Phobos also allows specifying an arbitrary set of attributes (key-values) to be attached to the object. They are specified when putting the object using the '-m' option.

# phobos put <file>       <id>      --metadata  <k=v,k=v,...>
phobos put  myinput_file  foo-12345 --metadata  user=$LOGNAME,\
    put_time=$(date +%s),version=1

Reading objects

To retrieve the data of an object, use phobos get. Its arguments are the identifier of the object to be retrieved, as well as a path of target file.

For example:

phobos get obj0123 /tmp/obj0123.back

Reading object attributes

To retrieve custom object metadata, use phobos getmd:

$ phobos getmd obj0123
cksum=md5:7c28aec5441644094064fcf651ab5e3e,user=foo

Deleting objects

To delete an object, use phobos del[ete]:

phobos del obj0123

WARNING: the object will not be completely removed from the phobos system ie. its data will still exist and be accessible. Thus the object is considered as deprecated and basic operations can no longer be executed on it if its uuid/version is not given. A future feature will allow the complete removal of an object.

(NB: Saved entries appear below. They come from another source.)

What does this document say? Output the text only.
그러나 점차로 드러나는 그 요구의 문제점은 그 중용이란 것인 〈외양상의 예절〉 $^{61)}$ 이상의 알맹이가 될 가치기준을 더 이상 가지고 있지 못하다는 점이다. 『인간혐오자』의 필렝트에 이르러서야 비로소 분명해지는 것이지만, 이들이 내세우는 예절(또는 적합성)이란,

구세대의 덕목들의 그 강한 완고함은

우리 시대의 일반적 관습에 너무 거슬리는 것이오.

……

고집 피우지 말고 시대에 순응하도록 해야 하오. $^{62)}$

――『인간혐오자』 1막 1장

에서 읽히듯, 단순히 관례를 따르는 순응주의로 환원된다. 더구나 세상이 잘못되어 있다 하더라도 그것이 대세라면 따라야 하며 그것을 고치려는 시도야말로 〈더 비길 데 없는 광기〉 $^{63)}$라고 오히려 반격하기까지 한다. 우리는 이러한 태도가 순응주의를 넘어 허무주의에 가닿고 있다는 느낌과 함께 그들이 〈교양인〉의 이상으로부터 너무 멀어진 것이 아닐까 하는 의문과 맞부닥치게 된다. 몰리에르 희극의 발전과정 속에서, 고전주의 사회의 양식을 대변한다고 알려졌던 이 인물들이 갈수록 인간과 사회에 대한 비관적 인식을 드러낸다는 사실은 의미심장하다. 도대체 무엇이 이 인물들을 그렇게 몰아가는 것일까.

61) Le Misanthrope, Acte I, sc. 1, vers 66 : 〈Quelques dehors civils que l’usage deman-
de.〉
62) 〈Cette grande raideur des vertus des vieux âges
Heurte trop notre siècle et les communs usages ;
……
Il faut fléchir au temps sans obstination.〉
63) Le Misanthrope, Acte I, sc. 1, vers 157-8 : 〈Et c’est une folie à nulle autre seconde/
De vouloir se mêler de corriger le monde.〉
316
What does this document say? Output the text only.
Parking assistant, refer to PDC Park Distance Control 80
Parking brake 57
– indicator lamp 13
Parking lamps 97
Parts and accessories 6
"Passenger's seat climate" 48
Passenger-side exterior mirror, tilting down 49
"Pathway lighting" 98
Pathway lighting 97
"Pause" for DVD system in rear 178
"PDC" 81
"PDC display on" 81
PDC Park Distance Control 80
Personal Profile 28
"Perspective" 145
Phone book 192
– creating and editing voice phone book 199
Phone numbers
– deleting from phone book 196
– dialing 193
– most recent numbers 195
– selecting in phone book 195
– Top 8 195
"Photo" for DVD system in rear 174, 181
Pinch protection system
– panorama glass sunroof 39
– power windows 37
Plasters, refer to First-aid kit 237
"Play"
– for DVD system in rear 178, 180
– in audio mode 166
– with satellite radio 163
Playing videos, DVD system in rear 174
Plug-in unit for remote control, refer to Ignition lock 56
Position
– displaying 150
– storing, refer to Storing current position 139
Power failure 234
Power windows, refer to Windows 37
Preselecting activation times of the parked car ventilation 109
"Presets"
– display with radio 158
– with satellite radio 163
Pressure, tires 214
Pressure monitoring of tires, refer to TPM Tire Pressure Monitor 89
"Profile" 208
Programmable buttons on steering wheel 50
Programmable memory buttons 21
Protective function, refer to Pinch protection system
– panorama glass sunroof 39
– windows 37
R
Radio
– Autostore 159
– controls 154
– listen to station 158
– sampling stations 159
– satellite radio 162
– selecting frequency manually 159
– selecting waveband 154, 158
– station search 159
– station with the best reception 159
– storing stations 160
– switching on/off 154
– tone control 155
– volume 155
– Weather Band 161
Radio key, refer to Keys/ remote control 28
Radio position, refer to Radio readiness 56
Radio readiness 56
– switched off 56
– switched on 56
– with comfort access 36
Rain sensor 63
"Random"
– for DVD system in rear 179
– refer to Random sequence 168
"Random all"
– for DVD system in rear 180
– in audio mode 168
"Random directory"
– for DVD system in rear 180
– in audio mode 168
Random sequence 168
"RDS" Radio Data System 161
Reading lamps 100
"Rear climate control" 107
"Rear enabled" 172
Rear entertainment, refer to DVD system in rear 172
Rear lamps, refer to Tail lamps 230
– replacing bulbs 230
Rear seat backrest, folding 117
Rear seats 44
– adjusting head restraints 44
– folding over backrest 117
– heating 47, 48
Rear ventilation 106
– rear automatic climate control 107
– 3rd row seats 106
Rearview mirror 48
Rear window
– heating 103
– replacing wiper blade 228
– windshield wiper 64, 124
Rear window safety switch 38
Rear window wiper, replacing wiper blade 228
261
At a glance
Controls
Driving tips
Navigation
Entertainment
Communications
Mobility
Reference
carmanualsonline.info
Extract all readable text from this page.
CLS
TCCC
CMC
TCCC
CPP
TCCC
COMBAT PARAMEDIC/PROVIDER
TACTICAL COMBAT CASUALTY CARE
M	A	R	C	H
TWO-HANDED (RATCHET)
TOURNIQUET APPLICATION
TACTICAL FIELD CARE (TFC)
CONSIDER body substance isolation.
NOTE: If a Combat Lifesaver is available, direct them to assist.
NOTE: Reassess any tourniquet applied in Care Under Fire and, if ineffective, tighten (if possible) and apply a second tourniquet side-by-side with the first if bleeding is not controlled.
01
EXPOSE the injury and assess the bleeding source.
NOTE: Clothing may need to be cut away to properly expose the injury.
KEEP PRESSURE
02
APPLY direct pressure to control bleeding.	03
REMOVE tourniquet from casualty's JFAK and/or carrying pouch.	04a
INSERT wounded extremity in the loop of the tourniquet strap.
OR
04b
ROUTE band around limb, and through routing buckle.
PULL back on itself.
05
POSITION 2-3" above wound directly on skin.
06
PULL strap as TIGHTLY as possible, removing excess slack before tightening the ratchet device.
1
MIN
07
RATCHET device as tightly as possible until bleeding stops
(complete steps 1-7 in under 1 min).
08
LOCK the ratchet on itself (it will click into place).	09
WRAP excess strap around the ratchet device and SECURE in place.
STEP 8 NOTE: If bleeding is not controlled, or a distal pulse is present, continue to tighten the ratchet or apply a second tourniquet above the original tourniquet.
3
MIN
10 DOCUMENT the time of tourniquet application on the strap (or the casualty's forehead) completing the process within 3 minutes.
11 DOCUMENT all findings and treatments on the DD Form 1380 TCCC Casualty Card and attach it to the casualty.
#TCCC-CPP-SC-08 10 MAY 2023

This deletion can be reverted using phobos undel[ete]:

phobos undel obj0123

To revert an object deletion, the object ID needs not to be used by a living object.

Listing objects

To list objects, use phobos object list:

$ phobos object list --output oid,user_md
| oid   | user_md         |
|-------|-----------------|
| obj01 | {}              |
| obj02 | {"user": "foo"} |

The --output option describes which field will be output. all can be used as a special field to select them all.